Bibliometrics studies construct the knowledge structure to draw the picture of intelligent agriculture from keyword analysis results. The data provides the scientometric information of intelligent agriculture. For example, remote sensing technology, algorithm, modeling, and image technology, are the major technology in this theme. Besides, the purposes of developing intelligent agriculture focus on decision supporting and increasing efficiency of farming management. The potential targets of the food production industry are corn, wheat, cotton, pigs, apples, potatoes, tomatoes, and other high-valued crops or animals. The number of keywords in the theme of remote and sensing technology indicates that the remoting devices and sensing technology would be ready to apply to the industry for farming equipment.
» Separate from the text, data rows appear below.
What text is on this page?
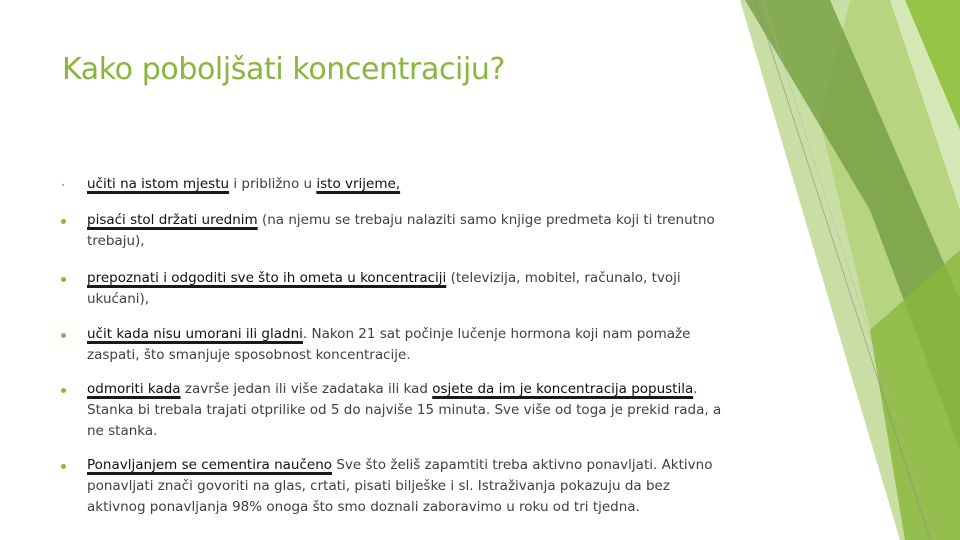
Kako poboljšati koncentraciju?
učiti na istom mjestu i približno u isto vrijeme,
pisaći stol držati urednim (na njemu se trebaju nalaziti samo knjige predmeta koji ti trenutno trebaju),
prepoznati i odgoditi sve što ih ometa u koncentraciji (televizija, mobitel, računalo, tvoji ukućani),
učit kada nisu umorani ili gladni. Nakon 21 sat počinje lučenje hormona koji nam pomaže zaspati, što smanjuje sposobnost koncentracije.
odmoriti kada završe jedan ili više zadataka ili kad osjete da im je koncentracija popustila. Stanka bi trebala trajati otprilike od 5 do najviše 15 minuta. Sve više od toga je prekid rada, a ne stanka.
Ponavljanjem se cementira naučeno Sve što želiš zapamtiti treba aktivno ponavljati. Aktivno ponavljati znači govoriti na glas, crtati, pisati bilješke i sl. Istraživanja pokazuju da bez aktivnog ponavljanja 98% onoga što smo doznali zaboravimo u roku od tri tjedna.
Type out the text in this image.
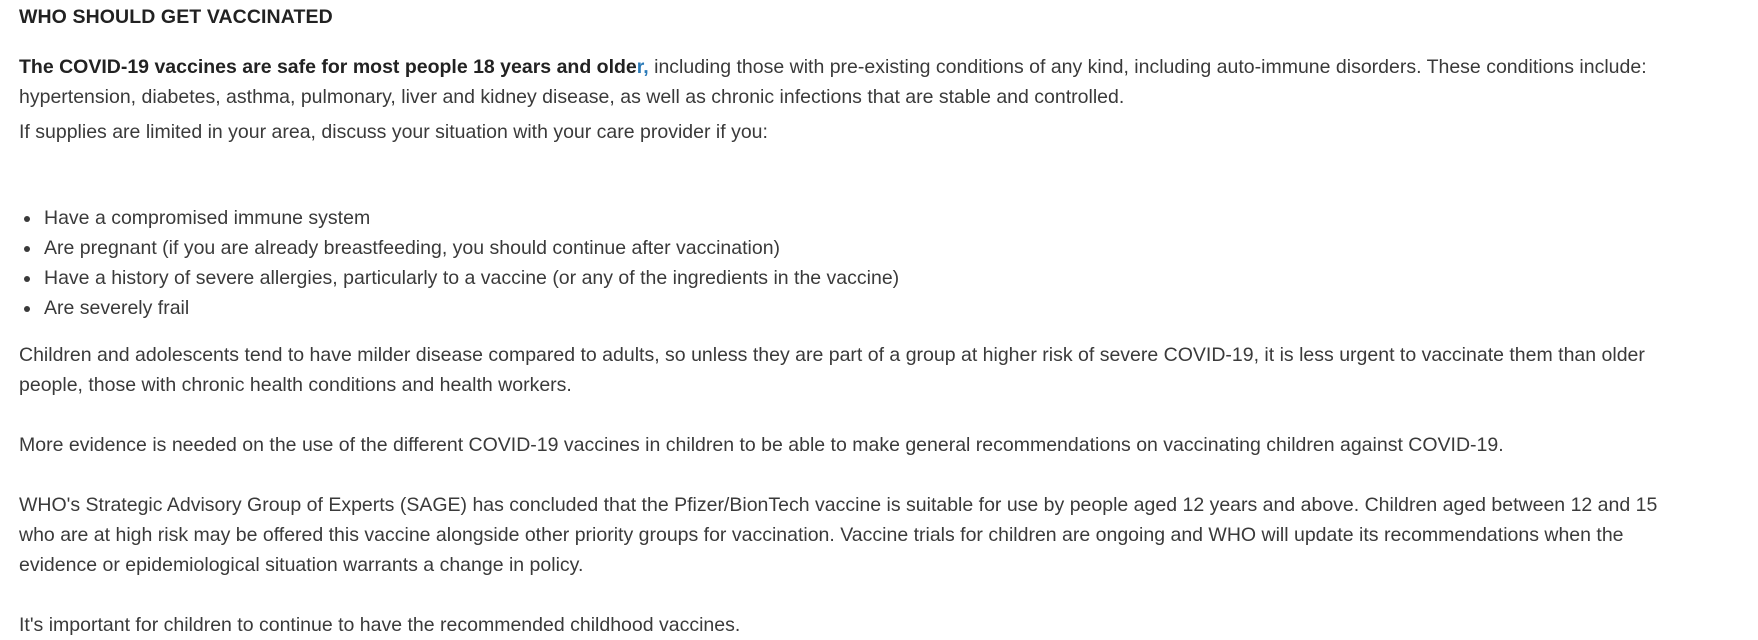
WHO SHOULD GET VACCINATED

The COVID-19 vaccines are safe for most people 18 years and older, including those with pre-existing conditions of any kind, including auto-immune disorders. These conditions include: hypertension, diabetes, asthma, pulmonary, liver and kidney disease, as well as chronic infections that are stable and controlled.

If supplies are limited in your area, discuss your situation with your care provider if you:

Have a compromised immune system
Are pregnant (if you are already breastfeeding, you should continue after vaccination)
Have a history of severe allergies, particularly to a vaccine (or any of the ingredients in the vaccine)
Are severely frail

Children and adolescents tend to have milder disease compared to adults, so unless they are part of a group at higher risk of severe COVID-19, it is less urgent to vaccinate them than older people, those with chronic health conditions and health workers.

More evidence is needed on the use of the different COVID-19 vaccines in children to be able to make general recommendations on vaccinating children against COVID-19.

WHO's Strategic Advisory Group of Experts (SAGE) has concluded that the Pfizer/BionTech vaccine is suitable for use by people aged 12 years and above. Children aged between 12 and 15 who are at high risk may be offered this vaccine alongside other priority groups for vaccination. Vaccine trials for children are ongoing and WHO will update its recommendations when the evidence or epidemiological situation warrants a change in policy.

It's important for children to continue to have the recommended childhood vaccines.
Trends for emerging technology in agriculture
The issue of "management" was further identified because there were many hot topics in this issue, and the keyword "conservation agriculture" was also identified in the list of hot topics. The bibliometrics data from the pioneer journals, Agriculture Ecosystems Environment, was examined by keyword statistics analysis to reveal the trends of varied farming managements. The “hot” keywords extracted in this study also include pesticide(s), herbicide(s), integrated pest management (I.P.M.), integrated weed management, pest management (pest control), and weed management. According to the results, the data shows that "pesticide(s)" is the main topic in management issues; however, the increasing number of integrated pest management (I.P.M.) and pest management or pest control rose after 2016. Besides, the herbicide(s) topic was relatively aware compared to weed management, but the pattern turned into the opposite after 2018. These data indicate that environmentally-friendly management has become more significant than conventional farming practices. (Figure 4)
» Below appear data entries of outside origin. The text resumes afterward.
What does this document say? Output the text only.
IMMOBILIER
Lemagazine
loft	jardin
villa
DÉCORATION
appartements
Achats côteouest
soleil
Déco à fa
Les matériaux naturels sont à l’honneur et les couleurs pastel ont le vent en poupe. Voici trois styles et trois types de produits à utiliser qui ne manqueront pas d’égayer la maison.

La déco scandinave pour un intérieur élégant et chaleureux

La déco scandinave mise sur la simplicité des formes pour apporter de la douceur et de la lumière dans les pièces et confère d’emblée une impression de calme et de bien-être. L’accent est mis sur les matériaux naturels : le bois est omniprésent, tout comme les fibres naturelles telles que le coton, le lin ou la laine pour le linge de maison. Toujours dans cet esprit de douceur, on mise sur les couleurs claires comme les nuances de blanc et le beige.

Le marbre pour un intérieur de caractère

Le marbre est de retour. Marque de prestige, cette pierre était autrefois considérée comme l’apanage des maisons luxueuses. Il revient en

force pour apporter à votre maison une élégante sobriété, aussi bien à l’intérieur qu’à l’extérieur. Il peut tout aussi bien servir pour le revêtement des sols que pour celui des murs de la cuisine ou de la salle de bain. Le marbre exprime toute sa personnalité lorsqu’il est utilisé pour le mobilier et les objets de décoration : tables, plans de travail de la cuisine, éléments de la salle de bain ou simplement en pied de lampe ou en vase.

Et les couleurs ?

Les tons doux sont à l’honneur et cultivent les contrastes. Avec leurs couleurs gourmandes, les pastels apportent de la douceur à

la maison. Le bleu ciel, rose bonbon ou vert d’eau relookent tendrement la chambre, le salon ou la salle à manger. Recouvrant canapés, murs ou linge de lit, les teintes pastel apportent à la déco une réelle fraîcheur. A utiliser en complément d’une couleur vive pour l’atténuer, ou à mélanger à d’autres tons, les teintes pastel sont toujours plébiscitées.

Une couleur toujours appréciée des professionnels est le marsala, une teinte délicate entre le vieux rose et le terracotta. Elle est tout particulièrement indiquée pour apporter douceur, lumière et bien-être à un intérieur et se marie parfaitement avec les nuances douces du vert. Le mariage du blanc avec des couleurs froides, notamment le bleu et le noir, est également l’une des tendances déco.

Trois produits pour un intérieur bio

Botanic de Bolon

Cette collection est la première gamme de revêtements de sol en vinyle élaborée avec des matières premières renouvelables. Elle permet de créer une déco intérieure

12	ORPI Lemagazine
On the other hand, the phenotype issue has received a lot of attention in the agriculture research community. Because the foundation of phenotyping is the breeding selection process, the topics representing common breeding technology were analyzed by keyword statistics (Costa et al., 2018). The bibliometrics information was collected from the journal of Field Crop Research from 2010 to 2019. The data showed that the main topics were QTL, quantitative trait locus (loci), GWAS, genome-wide association study, SNP(s), and single-nucleotide polymorphism(s). Interestingly, GWAS has been the major breeding technology after 2018, which may be due to molecular biotechnology becoming affordable and easier to access.
In recent years, science mapping has become a popular methodology for governmental organizations and global enterprises to discover the structural and dynamics aspect of technology trends (Tatry et al., 2014). The increasing accessibility to information and technology techniques, using text mining as digital tools to discover emerging topics for the policymakers, also turns into a straightforward method (Elizabeth et al., 2020). The value of bibliometrics data from numerous official documents provides knowledge awareness of the agricultural scientific community.
Generally speaking, it usually takes five to ten years for science results to develop into application in the industry. However, the research papers can be used for mapping analysis to estimate the potential of technology for industrial application. Moreover, the keywords in the pioneer journals could help technology managers to build knowledge structures for significant issues, especially for multidisciplinary issues, which also help the academic focus on some topics that need extension or improvement. (Natale et al., 2012).
In this study, the data mining was performed by a web crawler based on an open-source programming language, Python. The Bibliometrics analysis results revealed the crucial issues in agriculture science and technology. Moreover, the hot topics are identified through keyword analysis that reflects the knowledge structure from the scientific community network's view. These results could be the reference for the Council of Agriculture, Executive Yuan, R.O.C. (Taiwan) to promote industrial competitiveness through developing innovative technologies. For instance, the knowledge structure of intelligent agriculture can help re-examine the outcome of technology policy in farming enterprises and make sure those hot topics will be adopted in industrial applications. The trend analysis results may also help policymakers rearrange governmental resources to advance farming techniques to face the competition in the global perspective.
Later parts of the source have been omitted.